Wil de beoefening transformerend werken, dan zal ze uit meer dan zitten in zen moeten bestaan. Vaak is een student met een baan, een partner en kinderen, met sociale en maatschappelijke verplichtingen niet in staat om meer dan een of hooguit twee keer een half uur zit meditatie per dag te beoefenen. Wat betekent de praktijk van zen binnen alledaagse situaties en activiteiten, zonder dat we die situaties en activiteiten anders maken dan ze zijn? Hoe ziet contemplatie in actie eruit? De zen traditie biedt de beoefening van ethische voornemens en van de ‘zes kwaliteiten van de Mens’, de paramita’s, maar geeft geen voorbeelden van werk, relaties, seksualiteit of onze haastige gang door een hectische wereld als oefeningen in aanwezigheid. Tot slot is de vraag hoe de student die en een werkend leven leidt, zorg draagt voor een partner, kinderen en de samenleving en spiritualiteit praktiseert zijn weg in zijn eigen woorden en symbolen tot uitdrukking brengt. Dit is niet de taal van de religieuze professional, de monnik of de priester. Deze mystieke taal kan niet anders dan een hoogst persoonlijke taal zijn. Hoe druk jij het mysterie van je leven uit? Welk talig raamwerk geeft jouw beoefening richting?

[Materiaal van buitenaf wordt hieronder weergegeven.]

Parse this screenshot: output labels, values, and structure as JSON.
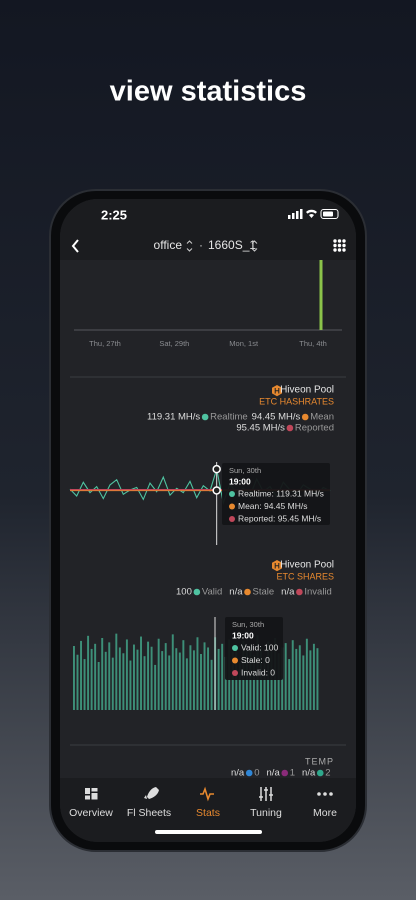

De vraag naar de praktijk van zen in het dagelijkse leven, is de vraag naar een kader dat haar in onze samenleving mogelijk maakt, richting geeft, draagt en verdiept. Dit kader zal elke student die zich voor zijn geestelijke ambities niet wil onttrekken aan zijn wereldse verantwoordelijkheden zelf moeten uitvinden en verwerkelijken. Hij zal daarbij moeten beginnen waar de meeste gevestigde spirituele tradities eindigen, namelijk bij de vraag: ‘En wat nu?’

Dus als jij je leven wilt leven in onderscheidende helderheid en je bent niet bereid je carrière, je relatie of je gezin daaraan ondergeschikt te maken, dan is de vraag wat jouw spirituele verhaal is dat je motiveert, je beoefening richting geeft en je vertelt wat je hebt te doen? Hoe ziet jouw praktische perspectief eruit, dat niet alleen een basis legt voor je beoefening van zen op een kussen of een stoel (Wanneer? Hoelang? Hoe vaak? Waar?), maar dat ook je handelen in dagelijkse situaties in het licht van je zen praktijk plaatst.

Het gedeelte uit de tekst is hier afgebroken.